Lorrainosaurus is an extinct genus of thalassophonean pliosaurid from the Middle Jurassic of Lorraine, France.

==Discovery and naming==
The holotype specimen (MNHNL BU159) was discovered during a temporary excavation for a roadway upgrade between the Montois-la-Montagne and Sainte-Marie-aux-Chênes communes in Lorraine, France. The remains consisted of a near-complete mandible, coracoid shoulder bone, a tooth, and fragments of the upper jaw and front limb.

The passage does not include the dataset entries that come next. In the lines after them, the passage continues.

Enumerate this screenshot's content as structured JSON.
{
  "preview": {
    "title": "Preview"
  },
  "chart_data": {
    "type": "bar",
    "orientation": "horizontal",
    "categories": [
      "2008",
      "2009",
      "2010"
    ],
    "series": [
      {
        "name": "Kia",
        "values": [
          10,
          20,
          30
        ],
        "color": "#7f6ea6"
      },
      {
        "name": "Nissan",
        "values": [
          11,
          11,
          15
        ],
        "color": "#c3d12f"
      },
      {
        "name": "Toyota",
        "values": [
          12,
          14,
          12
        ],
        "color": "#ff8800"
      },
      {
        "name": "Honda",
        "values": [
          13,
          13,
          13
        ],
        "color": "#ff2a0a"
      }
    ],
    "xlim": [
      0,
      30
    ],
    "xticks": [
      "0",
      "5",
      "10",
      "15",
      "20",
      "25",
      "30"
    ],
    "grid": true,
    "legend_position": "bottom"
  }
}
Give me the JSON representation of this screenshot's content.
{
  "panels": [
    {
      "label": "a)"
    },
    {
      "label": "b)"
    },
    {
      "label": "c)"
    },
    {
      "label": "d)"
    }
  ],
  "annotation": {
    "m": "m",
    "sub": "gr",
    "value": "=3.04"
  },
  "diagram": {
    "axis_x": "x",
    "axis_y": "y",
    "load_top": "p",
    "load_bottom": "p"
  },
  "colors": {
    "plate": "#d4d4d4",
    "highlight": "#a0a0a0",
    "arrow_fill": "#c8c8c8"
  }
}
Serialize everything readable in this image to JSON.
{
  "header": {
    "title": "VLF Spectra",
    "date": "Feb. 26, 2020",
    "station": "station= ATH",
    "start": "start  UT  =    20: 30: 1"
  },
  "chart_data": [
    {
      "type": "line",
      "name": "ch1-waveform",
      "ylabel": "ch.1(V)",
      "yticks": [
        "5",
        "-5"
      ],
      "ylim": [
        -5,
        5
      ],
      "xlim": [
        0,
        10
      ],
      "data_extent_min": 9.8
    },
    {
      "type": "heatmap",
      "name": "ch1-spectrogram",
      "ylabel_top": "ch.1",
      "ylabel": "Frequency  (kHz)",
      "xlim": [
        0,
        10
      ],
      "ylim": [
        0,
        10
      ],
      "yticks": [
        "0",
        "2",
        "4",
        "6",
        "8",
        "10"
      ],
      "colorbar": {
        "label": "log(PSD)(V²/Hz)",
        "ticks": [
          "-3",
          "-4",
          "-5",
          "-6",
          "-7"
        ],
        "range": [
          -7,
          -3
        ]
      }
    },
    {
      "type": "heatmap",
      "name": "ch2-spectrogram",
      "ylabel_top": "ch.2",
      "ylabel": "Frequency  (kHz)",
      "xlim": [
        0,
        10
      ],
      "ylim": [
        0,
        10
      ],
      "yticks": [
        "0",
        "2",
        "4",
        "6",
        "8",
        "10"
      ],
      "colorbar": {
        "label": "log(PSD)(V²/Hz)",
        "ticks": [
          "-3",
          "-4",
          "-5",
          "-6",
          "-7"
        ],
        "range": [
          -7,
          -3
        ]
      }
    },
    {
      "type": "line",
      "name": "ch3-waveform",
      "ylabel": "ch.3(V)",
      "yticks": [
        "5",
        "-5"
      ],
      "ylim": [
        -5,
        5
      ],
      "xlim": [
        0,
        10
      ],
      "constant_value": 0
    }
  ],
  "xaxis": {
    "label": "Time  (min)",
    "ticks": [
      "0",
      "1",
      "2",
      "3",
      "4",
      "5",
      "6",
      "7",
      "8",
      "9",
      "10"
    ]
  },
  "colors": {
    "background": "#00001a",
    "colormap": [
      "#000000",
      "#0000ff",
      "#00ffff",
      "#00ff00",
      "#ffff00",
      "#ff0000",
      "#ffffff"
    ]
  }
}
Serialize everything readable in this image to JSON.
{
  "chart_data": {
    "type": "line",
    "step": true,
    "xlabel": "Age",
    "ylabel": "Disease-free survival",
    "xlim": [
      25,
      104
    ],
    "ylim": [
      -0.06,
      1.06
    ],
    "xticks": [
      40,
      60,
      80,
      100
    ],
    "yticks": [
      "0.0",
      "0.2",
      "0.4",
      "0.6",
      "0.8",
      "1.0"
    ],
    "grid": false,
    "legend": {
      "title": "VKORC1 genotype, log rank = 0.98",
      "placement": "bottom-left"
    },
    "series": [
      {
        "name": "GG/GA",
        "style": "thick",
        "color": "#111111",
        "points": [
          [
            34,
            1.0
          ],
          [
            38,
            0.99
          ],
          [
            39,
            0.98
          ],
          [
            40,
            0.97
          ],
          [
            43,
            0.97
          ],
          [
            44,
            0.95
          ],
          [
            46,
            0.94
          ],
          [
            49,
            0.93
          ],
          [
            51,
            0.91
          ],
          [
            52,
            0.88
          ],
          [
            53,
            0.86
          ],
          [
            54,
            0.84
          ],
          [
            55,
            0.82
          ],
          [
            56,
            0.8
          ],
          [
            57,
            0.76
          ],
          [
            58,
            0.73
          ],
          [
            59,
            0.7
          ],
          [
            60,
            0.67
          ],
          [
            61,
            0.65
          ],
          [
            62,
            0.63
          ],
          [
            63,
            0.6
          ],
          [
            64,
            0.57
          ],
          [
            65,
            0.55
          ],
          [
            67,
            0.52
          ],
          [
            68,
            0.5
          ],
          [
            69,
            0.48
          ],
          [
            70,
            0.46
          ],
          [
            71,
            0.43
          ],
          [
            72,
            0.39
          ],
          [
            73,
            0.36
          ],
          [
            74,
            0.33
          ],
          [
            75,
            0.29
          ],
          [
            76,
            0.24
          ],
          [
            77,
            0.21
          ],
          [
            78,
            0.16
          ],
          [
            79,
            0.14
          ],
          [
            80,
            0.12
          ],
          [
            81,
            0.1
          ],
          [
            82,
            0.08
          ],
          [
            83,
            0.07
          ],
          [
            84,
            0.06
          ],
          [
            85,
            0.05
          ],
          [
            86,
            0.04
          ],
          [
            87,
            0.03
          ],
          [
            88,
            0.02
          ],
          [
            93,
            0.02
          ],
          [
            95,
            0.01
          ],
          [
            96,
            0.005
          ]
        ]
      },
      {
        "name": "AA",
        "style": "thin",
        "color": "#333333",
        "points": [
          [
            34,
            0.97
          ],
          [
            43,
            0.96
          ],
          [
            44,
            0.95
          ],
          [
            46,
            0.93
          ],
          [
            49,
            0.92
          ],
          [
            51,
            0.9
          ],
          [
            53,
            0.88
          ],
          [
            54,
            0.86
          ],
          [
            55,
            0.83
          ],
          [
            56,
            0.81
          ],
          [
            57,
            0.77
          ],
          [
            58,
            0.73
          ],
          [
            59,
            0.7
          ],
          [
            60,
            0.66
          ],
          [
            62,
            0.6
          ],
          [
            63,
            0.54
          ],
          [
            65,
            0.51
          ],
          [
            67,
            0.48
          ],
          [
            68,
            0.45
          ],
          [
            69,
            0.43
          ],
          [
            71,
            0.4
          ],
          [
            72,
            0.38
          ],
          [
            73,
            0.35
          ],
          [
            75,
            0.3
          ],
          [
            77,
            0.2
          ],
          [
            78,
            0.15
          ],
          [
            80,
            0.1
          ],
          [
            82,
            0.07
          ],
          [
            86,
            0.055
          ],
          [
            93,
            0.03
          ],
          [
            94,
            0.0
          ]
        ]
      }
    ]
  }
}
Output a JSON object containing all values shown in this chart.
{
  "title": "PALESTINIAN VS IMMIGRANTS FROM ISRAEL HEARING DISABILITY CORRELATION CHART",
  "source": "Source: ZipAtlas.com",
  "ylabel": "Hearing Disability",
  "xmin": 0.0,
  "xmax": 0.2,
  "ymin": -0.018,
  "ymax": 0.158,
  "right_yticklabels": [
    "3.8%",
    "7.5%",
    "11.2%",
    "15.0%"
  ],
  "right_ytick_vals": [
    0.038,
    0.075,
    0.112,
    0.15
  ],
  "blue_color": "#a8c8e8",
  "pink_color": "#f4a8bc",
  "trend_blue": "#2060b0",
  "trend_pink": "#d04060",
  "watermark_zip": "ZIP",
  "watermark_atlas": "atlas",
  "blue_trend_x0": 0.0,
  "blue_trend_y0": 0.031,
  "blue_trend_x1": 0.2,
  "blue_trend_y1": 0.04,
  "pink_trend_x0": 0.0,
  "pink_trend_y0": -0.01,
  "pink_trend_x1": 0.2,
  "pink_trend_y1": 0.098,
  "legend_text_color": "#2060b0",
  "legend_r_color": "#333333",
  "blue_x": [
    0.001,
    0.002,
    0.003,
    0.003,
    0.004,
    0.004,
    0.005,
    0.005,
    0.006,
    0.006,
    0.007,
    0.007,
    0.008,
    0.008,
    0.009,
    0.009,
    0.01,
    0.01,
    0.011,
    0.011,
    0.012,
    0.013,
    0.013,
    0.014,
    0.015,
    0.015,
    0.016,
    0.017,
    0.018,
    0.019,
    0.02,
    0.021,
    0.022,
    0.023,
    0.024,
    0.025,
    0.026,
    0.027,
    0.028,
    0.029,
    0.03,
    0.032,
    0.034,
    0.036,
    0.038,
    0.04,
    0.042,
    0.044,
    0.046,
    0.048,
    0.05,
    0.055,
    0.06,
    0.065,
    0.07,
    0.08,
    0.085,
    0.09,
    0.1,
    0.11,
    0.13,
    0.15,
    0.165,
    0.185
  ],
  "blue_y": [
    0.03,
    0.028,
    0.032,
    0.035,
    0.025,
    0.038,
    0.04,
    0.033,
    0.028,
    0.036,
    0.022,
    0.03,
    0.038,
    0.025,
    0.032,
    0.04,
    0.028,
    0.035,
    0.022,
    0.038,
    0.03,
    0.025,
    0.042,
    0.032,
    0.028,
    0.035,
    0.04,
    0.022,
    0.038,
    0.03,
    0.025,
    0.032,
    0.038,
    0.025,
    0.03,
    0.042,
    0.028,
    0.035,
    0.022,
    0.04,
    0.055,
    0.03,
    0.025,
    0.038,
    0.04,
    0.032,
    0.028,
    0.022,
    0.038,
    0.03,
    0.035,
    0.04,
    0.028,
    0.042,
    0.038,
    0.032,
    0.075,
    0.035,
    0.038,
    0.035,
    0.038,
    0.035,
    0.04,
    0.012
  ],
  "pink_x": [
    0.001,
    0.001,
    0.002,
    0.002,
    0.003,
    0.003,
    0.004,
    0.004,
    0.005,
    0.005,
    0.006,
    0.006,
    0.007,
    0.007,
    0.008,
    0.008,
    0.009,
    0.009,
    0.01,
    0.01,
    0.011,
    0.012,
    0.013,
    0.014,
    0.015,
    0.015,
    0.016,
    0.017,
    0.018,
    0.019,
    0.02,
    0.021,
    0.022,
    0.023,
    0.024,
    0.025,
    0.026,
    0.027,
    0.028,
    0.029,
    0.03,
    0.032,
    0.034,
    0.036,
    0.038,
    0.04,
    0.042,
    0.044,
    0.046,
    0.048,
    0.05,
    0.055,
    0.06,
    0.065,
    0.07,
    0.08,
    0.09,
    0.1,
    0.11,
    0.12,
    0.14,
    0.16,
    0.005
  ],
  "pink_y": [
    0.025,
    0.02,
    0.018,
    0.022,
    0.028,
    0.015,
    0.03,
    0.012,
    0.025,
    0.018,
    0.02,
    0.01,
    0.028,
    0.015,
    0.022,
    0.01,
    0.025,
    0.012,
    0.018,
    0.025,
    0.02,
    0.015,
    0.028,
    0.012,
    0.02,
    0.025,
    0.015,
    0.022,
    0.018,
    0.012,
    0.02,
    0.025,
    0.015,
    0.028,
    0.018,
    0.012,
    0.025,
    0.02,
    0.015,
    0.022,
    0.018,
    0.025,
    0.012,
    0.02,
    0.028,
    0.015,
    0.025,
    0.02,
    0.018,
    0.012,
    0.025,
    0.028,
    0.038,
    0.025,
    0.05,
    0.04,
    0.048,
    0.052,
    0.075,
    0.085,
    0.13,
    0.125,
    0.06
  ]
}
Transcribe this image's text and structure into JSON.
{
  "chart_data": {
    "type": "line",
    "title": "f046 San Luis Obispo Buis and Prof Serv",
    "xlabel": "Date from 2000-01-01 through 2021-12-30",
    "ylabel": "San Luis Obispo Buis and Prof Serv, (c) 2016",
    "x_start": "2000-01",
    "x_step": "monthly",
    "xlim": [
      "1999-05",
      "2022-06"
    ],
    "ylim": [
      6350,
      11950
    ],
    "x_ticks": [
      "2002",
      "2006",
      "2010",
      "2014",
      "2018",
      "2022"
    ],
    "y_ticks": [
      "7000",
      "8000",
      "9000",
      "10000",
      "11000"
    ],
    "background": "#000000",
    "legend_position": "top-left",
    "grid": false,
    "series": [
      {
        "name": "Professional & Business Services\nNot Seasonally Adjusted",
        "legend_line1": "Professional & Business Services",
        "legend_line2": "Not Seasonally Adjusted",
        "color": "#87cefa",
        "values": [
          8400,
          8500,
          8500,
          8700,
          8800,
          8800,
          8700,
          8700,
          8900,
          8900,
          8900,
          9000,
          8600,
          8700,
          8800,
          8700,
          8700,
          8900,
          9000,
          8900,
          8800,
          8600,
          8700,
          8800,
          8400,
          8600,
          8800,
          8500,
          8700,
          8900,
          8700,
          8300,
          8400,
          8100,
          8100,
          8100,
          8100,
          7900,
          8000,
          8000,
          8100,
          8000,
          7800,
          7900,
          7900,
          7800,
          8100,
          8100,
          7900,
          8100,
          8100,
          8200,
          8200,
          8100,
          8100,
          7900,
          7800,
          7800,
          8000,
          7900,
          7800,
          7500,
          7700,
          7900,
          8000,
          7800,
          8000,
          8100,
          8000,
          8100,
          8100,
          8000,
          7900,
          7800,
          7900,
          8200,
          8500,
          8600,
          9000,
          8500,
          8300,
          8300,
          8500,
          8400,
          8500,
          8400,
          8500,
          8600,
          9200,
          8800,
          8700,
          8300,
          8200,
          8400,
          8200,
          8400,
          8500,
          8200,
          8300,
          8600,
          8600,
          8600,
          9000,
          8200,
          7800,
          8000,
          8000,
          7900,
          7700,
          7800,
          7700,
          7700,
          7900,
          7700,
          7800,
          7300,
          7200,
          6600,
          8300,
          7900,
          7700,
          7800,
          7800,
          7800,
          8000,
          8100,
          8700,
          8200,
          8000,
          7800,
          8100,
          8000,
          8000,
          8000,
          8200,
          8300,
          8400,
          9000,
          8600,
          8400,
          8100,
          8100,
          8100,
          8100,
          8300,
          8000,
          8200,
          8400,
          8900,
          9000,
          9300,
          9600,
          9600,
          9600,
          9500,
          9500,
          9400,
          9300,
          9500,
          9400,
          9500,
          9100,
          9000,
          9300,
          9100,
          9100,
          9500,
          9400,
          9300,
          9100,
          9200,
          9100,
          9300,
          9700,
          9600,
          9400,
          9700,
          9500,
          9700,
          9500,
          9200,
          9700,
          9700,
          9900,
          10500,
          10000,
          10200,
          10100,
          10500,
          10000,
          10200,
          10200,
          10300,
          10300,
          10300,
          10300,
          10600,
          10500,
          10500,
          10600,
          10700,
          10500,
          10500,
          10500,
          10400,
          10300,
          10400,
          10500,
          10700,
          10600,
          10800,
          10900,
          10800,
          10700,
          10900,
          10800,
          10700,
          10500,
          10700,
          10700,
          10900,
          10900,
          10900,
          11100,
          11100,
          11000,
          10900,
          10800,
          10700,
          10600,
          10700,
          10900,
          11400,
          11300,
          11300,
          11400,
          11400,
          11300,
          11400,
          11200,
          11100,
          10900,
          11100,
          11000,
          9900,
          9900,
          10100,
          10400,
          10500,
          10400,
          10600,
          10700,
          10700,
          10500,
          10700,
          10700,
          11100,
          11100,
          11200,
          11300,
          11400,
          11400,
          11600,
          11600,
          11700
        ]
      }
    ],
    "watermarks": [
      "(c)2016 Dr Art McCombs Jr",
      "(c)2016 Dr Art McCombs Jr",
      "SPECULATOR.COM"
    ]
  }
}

They specifically originated from a section of the Marnes de Gravelotte, a marl deposit dated to the Bajocian stage of the Middle Jurassic around 168 mya. The specimen first came under the study of paleontologist Pascal Godefroit in 1994, who described it as a new species of Simolestes and assigned the name S. keileni.

The generic identification was doubted by the PhD thesis of Noè (2001), but it was not until at least 2021 that the holotype began to be rigorously reexamined by Sven Sachs of the Bielefeld Natural History Museum. Sachs published his results in a 2023 multi-authored study, which found that MNHNL BU159 belonged to a more derived lineage than Simolestes. This thus warranted a new genus, which they named Lorrainosaurus, a portmanteau of the type locality Lorraine and Ancient Greek σαῦρος (sauros, "reptile").

==Description==
Lorrainosaurus was a fairly small pliosaur. When extrapolating the length of the holotype's full-length mandible (133 cm) to the proportions of the closely related Stenorhynchosaurus, which is represented by a near-complete skeleton with a mandible close to one-third of the total animal's length, (Note: Inferred from Páramo-Fonseca et al. (2019), which estimated the total length of a Stenorhynchosaurus specimen with a 200 cm mandible to be 7.00 m. This makes the mandible about 28.6% of the total length.) a total length of 4.66 m for L. keileni can be estimated.